Investment firm Momentous Sports is launching a fund targeted at sports teams and related real estate this year amid growing interest in the asset class.
Led by Marley Hughes and Kyle Israel, the $100 million fund will look for opportunities in the sports sector and surrounding real estate assets. The initiative is already a lead investor in Sporting Jax, the Florida-based soccer club that this year launched a women’s soccer team and intends to start a new men’s team to compete in the MLS. The development will include a new stadium, surrounding real estate, and public sports fields.
Seed investors include football legend John Elway, NFL alumni Tim Tebow and Blake Bortles, Chick-fil-A CEO Andrew Cathy, and John Shain, a co-founder of FS Investments.
The firm claims to have several other sports-related deals in the pipeline, including teams and real estate deals in some of the biggest sporting cities in the U.S., as well as further afield in Europe.
Momentous Sports is a breakout from Magnolia Hill Partners, an Orlando-based family office that focuses on real estate and is led by Hughes and Shain.
Bobby Henebry, who manages Elway’s family office, said that the collaboration is a way to engage and funnel opportunities in the space and gain exposure to sports as an asset class. This emerging asset class is interesting because of the peripheral add-ons beyond just owning a team, he said, specifically those teams looking to develop or expand.
“One of the reasons we like teams that include real estate is because it becomes its own distinct asset class; if you own a stadium, you could also own multifamily, commercial, retail, and/or mixed use around the stadium. It is a great opportunity,” he said. “The team is important, but there’s a huge real estate play with all sorts of other return potential in it. So, we’d rather invest in something like a mid-market team that’s looking for a new stadium, or a bigger team that is preparing for a World Series or the Super Bowl, or some other catalyst that could require real estate development.”
These real estate opportunities can also include things like parking or restaurants that can provide cash-flowing business opportunities, as well as help develop local communities. However, Henebry warned that the opportunities need to justify the cost.
“You can’t overlook the numbers and the inherent risks when you’re developing real estate or building a new franchise in a new market. If you’re buying an established team at a valuation that you may think is rich, you have to kind of walk around that and look at the risks and tradeoffs in each investment you’re making, despite the cool factor or the prestige,” he said.

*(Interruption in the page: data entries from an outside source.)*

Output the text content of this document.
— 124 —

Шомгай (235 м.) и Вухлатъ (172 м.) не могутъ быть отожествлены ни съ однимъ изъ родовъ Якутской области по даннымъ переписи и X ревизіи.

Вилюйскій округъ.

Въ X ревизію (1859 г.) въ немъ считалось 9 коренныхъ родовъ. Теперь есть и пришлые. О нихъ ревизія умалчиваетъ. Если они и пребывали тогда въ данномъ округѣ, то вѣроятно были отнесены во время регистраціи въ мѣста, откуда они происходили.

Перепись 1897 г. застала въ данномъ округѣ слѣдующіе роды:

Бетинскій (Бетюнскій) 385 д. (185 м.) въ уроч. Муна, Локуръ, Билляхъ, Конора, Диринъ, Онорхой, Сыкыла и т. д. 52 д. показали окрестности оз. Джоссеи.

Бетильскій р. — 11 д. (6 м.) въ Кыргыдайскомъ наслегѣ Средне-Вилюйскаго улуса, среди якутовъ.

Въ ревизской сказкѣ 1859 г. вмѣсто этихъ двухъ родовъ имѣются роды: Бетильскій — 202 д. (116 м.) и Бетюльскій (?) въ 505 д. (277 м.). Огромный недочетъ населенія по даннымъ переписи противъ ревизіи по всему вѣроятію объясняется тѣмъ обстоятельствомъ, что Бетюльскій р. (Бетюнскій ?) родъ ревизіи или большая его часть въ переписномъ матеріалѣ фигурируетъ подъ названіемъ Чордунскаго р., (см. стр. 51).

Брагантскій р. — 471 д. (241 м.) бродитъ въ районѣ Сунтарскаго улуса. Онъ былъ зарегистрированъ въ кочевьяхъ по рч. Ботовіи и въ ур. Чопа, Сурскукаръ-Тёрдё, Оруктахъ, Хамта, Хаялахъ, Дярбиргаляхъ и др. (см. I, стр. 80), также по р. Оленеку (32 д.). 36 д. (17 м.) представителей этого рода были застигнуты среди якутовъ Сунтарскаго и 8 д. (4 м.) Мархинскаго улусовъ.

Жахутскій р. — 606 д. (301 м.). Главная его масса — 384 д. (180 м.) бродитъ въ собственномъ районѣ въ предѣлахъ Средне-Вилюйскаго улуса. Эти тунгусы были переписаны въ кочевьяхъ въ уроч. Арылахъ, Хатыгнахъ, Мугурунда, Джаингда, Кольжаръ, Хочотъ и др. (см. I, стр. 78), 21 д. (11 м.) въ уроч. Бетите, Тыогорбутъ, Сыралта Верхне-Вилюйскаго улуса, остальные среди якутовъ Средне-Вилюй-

He stressed that all sports teams are different. For some teams or sports, investing may involve working at a loss in the short term and writing regular checks to fund a project; for others, the potential for growth might be significant.
“We have some individual positions that we find interesting that are growing, and although you never know (and there are no guarantees), if we can have a diversified portfolio of positions in these teams with trusted partners that help us participate in a diversified way in the sports as an asset class, then we can hopefully do bigger things, maybe more programmatically, with partners over time,” he said.
Henebry’s views contrast with the common perception that investing in sports teams is more about the prestige and satisfaction that comes with owning a stake in a historic franchise. Case in point: The principal of a single family office told II that the firm had taken a position in a Major League Baseball team purely because of his own personal connections with the team.
But sports investing is also big business: The recent sale of NBA team the Boston Celtics, for example, raked in a cool $6.1 billion for the selling Grousbeck family, from an asset they bought for $360 million just over 23 years ago.
In the U.S. there are also some potential tax breaks that come with team ownership. Owners can deduct certain intangible assets such as brand, revenue, and sponsorships as business expenses over the course of 15 years. This has allowed owners to write off assets that have traditionally declined over time. As helpful as this potentially is, it is only applicable to owners with an active participation in the team, putting some potential owners off of minority investments.
The CIO at a different family office told me he had passed on the Celtics deal because of this very reason, saying that because they would not have time to attend every game and be involved in on-field decision making, they would not be able to access the tax break. “The GP gets all the tax benefits, and the LPs get nothing, which to me, is completely worthless,” they said.